Friday, 31 July 2009

Technology and the human factor

There we were, most of our staff crammed together in our largest meeting room for a presentation by one of the scientists whose research we support. The computer was fired up, the projector was on and the computer switched itself off. We can sequence the human genome but PowerPoint gets us every time. So everything was set up again and again the same problem – third time I went in search of our IT guru but sensible member of staff said that it looked like someone kicked the plug.......... and so it was. Human intervention removed we were ready to go.

Our mission is to beat breast cancer through supporting research and that goes beyond the research and also beyond publication in prestigious scientific journals so that other scientists can build on the work. It also extends to bringing that knowledge to the public – they give us 100 per cent of the money that supports the research so they are very much entitled to know how effective it is. Our team here is part of that public so they go along to research projects and from time to time the scientists come here to talk about what they are doing.

Survival is not enough

Over the past thirty years the number of women surviving breast cancer for ten years has increased by more than a third and many of those treated today could expect to survive longer than that. So thirty years ago the thought that the treatment would save your life but you might end up with debilitating enduring side effects years later just wasn’t much of an issue. It is now.

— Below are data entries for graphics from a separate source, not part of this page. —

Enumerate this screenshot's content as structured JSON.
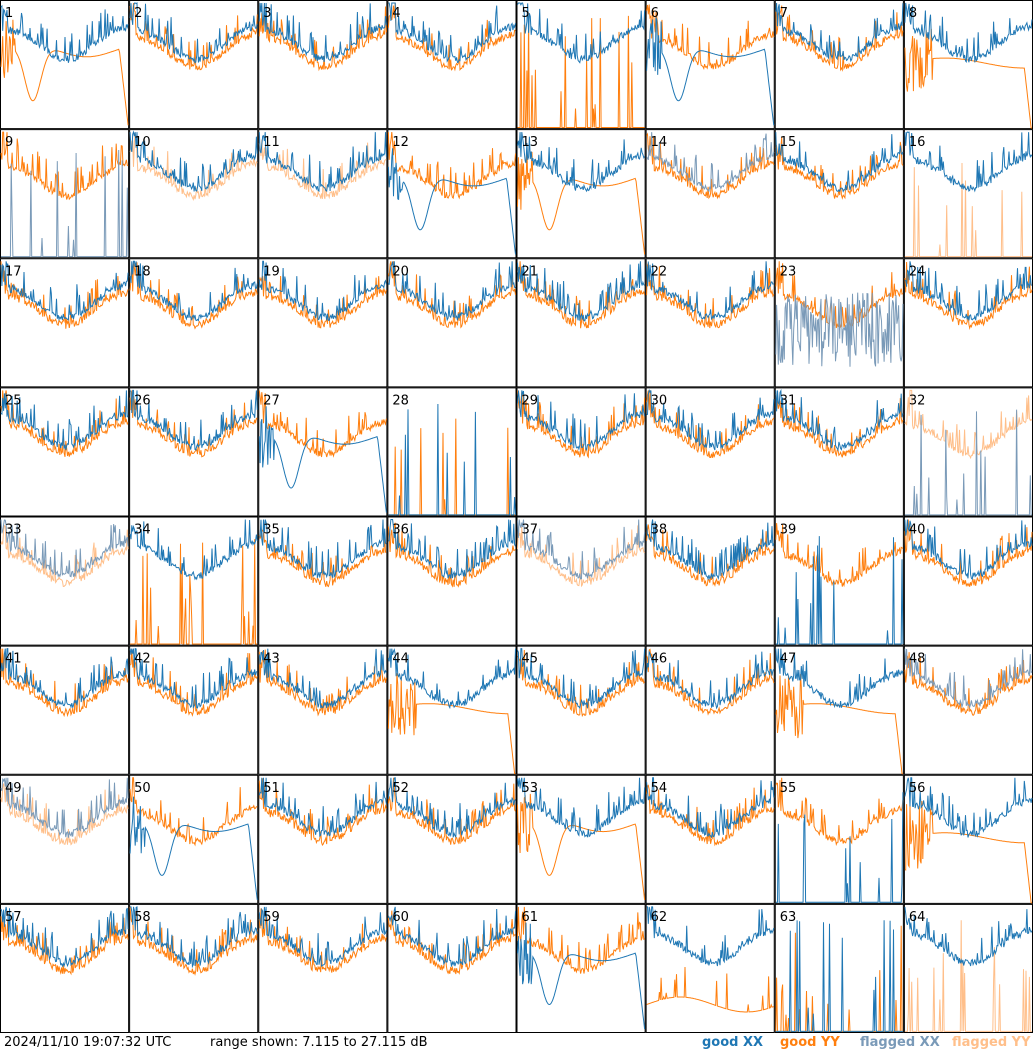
{
  "colors": {
    "good_xx": "#1f77b4",
    "good_yy": "#ff7f0e",
    "flagged_xx": "#7a9ab8",
    "flagged_yy": "#ffbf8a",
    "border": "#000000"
  },
  "footer": {
    "timestamp": "2024/11/10 19:07:32 UTC",
    "range": "range shown: 7.115 to 27.115 dB",
    "legend": [
      "good XX",
      "good YY",
      "flagged XX",
      "flagged YY"
    ]
  },
  "chart_data": {
    "type": "line",
    "layout": "8x8 small multiples",
    "ylim": [
      7.115,
      27.115
    ],
    "y_unit": "dB",
    "series_names": [
      "good XX",
      "good YY",
      "flagged XX",
      "flagged YY"
    ],
    "panels": [
      {
        "id": "1",
        "xx": "good",
        "yy": "good",
        "xx_shape": "normal",
        "yy_shape": "dip"
      },
      {
        "id": "2",
        "xx": "good",
        "yy": "good",
        "xx_shape": "normal",
        "yy_shape": "normal"
      },
      {
        "id": "3",
        "xx": "good",
        "yy": "good",
        "xx_shape": "normal",
        "yy_shape": "normal"
      },
      {
        "id": "4",
        "xx": "good",
        "yy": "good",
        "xx_shape": "normal",
        "yy_shape": "normal"
      },
      {
        "id": "5",
        "xx": "good",
        "yy": "good",
        "xx_shape": "normal",
        "yy_shape": "dead"
      },
      {
        "id": "6",
        "xx": "good",
        "yy": "good",
        "xx_shape": "dip",
        "yy_shape": "normal"
      },
      {
        "id": "7",
        "xx": "good",
        "yy": "good",
        "xx_shape": "normal",
        "yy_shape": "normal"
      },
      {
        "id": "8",
        "xx": "good",
        "yy": "good",
        "xx_shape": "normal",
        "yy_shape": "flat"
      },
      {
        "id": "9",
        "xx": "flagged",
        "yy": "good",
        "xx_shape": "dead",
        "yy_shape": "normal"
      },
      {
        "id": "10",
        "xx": "good",
        "yy": "flagged",
        "xx_shape": "normal",
        "yy_shape": "normal"
      },
      {
        "id": "11",
        "xx": "good",
        "yy": "flagged",
        "xx_shape": "normal",
        "yy_shape": "normal"
      },
      {
        "id": "12",
        "xx": "good",
        "yy": "good",
        "xx_shape": "dip",
        "yy_shape": "normal"
      },
      {
        "id": "13",
        "xx": "good",
        "yy": "good",
        "xx_shape": "normal",
        "yy_shape": "dip"
      },
      {
        "id": "14",
        "xx": "flagged",
        "yy": "good",
        "xx_shape": "normal",
        "yy_shape": "normal"
      },
      {
        "id": "15",
        "xx": "good",
        "yy": "good",
        "xx_shape": "normal",
        "yy_shape": "normal"
      },
      {
        "id": "16",
        "xx": "good",
        "yy": "flagged",
        "xx_shape": "normal",
        "yy_shape": "dead"
      },
      {
        "id": "17",
        "xx": "good",
        "yy": "good",
        "xx_shape": "normal",
        "yy_shape": "normal"
      },
      {
        "id": "18",
        "xx": "good",
        "yy": "good",
        "xx_shape": "normal",
        "yy_shape": "normal"
      },
      {
        "id": "19",
        "xx": "good",
        "yy": "good",
        "xx_shape": "normal",
        "yy_shape": "normal"
      },
      {
        "id": "20",
        "xx": "good",
        "yy": "good",
        "xx_shape": "normal",
        "yy_shape": "normal"
      },
      {
        "id": "21",
        "xx": "good",
        "yy": "good",
        "xx_shape": "normal",
        "yy_shape": "normal"
      },
      {
        "id": "22",
        "xx": "good",
        "yy": "good",
        "xx_shape": "normal",
        "yy_shape": "normal"
      },
      {
        "id": "23",
        "xx": "flagged",
        "yy": "good",
        "xx_shape": "noise",
        "yy_shape": "normal"
      },
      {
        "id": "24",
        "xx": "good",
        "yy": "good",
        "xx_shape": "normal",
        "yy_shape": "normal"
      },
      {
        "id": "25",
        "xx": "good",
        "yy": "good",
        "xx_shape": "normal",
        "yy_shape": "normal"
      },
      {
        "id": "26",
        "xx": "good",
        "yy": "good",
        "xx_shape": "normal",
        "yy_shape": "normal"
      },
      {
        "id": "27",
        "xx": "good",
        "yy": "good",
        "xx_shape": "dip",
        "yy_shape": "normal"
      },
      {
        "id": "28",
        "xx": "good",
        "yy": "good",
        "xx_shape": "dead",
        "yy_shape": "dead"
      },
      {
        "id": "29",
        "xx": "good",
        "yy": "good",
        "xx_shape": "normal",
        "yy_shape": "normal"
      },
      {
        "id": "30",
        "xx": "good",
        "yy": "good",
        "xx_shape": "normal",
        "yy_shape": "normal"
      },
      {
        "id": "31",
        "xx": "good",
        "yy": "good",
        "xx_shape": "normal",
        "yy_shape": "normal"
      },
      {
        "id": "32",
        "xx": "flagged",
        "yy": "flagged",
        "xx_shape": "dead",
        "yy_shape": "normal"
      },
      {
        "id": "33",
        "xx": "flagged",
        "yy": "flagged",
        "xx_shape": "normal",
        "yy_shape": "normal"
      },
      {
        "id": "34",
        "xx": "good",
        "yy": "good",
        "xx_shape": "normal",
        "yy_shape": "dead"
      },
      {
        "id": "35",
        "xx": "good",
        "yy": "good",
        "xx_shape": "normal",
        "yy_shape": "normal"
      },
      {
        "id": "36",
        "xx": "good",
        "yy": "good",
        "xx_shape": "normal",
        "yy_shape": "normal"
      },
      {
        "id": "37",
        "xx": "flagged",
        "yy": "flagged",
        "xx_shape": "normal",
        "yy_shape": "normal"
      },
      {
        "id": "38",
        "xx": "good",
        "yy": "good",
        "xx_shape": "normal",
        "yy_shape": "normal"
      },
      {
        "id": "39",
        "xx": "good",
        "yy": "good",
        "xx_shape": "dead",
        "yy_shape": "normal"
      },
      {
        "id": "40",
        "xx": "good",
        "yy": "good",
        "xx_shape": "normal",
        "yy_shape": "normal"
      },
      {
        "id": "41",
        "xx": "good",
        "yy": "good",
        "xx_shape": "normal",
        "yy_shape": "normal"
      },
      {
        "id": "42",
        "xx": "good",
        "yy": "good",
        "xx_shape": "normal",
        "yy_shape": "normal"
      },
      {
        "id": "43",
        "xx": "good",
        "yy": "good",
        "xx_shape": "normal",
        "yy_shape": "normal"
      },
      {
        "id": "44",
        "xx": "good",
        "yy": "good",
        "xx_shape": "normal",
        "yy_shape": "flat"
      },
      {
        "id": "45",
        "xx": "good",
        "yy": "good",
        "xx_shape": "normal",
        "yy_shape": "normal"
      },
      {
        "id": "46",
        "xx": "good",
        "yy": "good",
        "xx_shape": "normal",
        "yy_shape": "normal"
      },
      {
        "id": "47",
        "xx": "good",
        "yy": "good",
        "xx_shape": "normal",
        "yy_shape": "flat"
      },
      {
        "id": "48",
        "xx": "flagged",
        "yy": "good",
        "xx_shape": "normal",
        "yy_shape": "normal"
      },
      {
        "id": "49",
        "xx": "flagged",
        "yy": "flagged",
        "xx_shape": "normal",
        "yy_shape": "normal"
      },
      {
        "id": "50",
        "xx": "good",
        "yy": "good",
        "xx_shape": "dip",
        "yy_shape": "normal"
      },
      {
        "id": "51",
        "xx": "good",
        "yy": "good",
        "xx_shape": "normal",
        "yy_shape": "normal"
      },
      {
        "id": "52",
        "xx": "good",
        "yy": "good",
        "xx_shape": "normal",
        "yy_shape": "normal"
      },
      {
        "id": "53",
        "xx": "good",
        "yy": "good",
        "xx_shape": "normal",
        "yy_shape": "dip"
      },
      {
        "id": "54",
        "xx": "good",
        "yy": "good",
        "xx_shape": "normal",
        "yy_shape": "normal"
      },
      {
        "id": "55",
        "xx": "good",
        "yy": "good",
        "xx_shape": "dead",
        "yy_shape": "normal"
      },
      {
        "id": "56",
        "xx": "good",
        "yy": "good",
        "xx_shape": "normal",
        "yy_shape": "flat"
      },
      {
        "id": "57",
        "xx": "good",
        "yy": "good",
        "xx_shape": "normal",
        "yy_shape": "normal"
      },
      {
        "id": "58",
        "xx": "good",
        "yy": "good",
        "xx_shape": "normal",
        "yy_shape": "normal"
      },
      {
        "id": "59",
        "xx": "good",
        "yy": "good",
        "xx_shape": "normal",
        "yy_shape": "normal"
      },
      {
        "id": "60",
        "xx": "good",
        "yy": "good",
        "xx_shape": "normal",
        "yy_shape": "normal"
      },
      {
        "id": "61",
        "xx": "good",
        "yy": "good",
        "xx_shape": "dip",
        "yy_shape": "normal"
      },
      {
        "id": "62",
        "xx": "good",
        "yy": "good",
        "xx_shape": "normal",
        "yy_shape": "low"
      },
      {
        "id": "63",
        "xx": "good",
        "yy": "good",
        "xx_shape": "dead",
        "yy_shape": "dead"
      },
      {
        "id": "64",
        "xx": "good",
        "yy": "flagged",
        "xx_shape": "normal",
        "yy_shape": "dead"
      }
    ]
  }
}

Dr Paul Symonds came from the University of Leicester to talk to us about the research that he and Dr George Tanteles are doing. The background is that on diagnosis of breast cancer a patient may be offered several forms of treatment including radiotherapy; in fact the majority of breast cancer patients receive this form of treatment which is used to destroy any breast cancer cells left behind after surgery and reduce the risk of local recurrence.

Radiotherapy is a very effective treatment for breast cancer but a small percentage of patients develop unpleasant side effects – sometimes well after treatment has finished and these effects are life-long. These can range from chronic pain to heart disease and at the moment we have no way of knowing which patients will be affected.

Paul and George believe that they have identified a genetic marker which could lead to a test to identify the risk of radiation side effects which then could play a part in determining treatment. If successful this could be a saliva or blood test and would be quite cheap to do. We are still a few years away from this but it is a step closer to surviving well – not just surviving.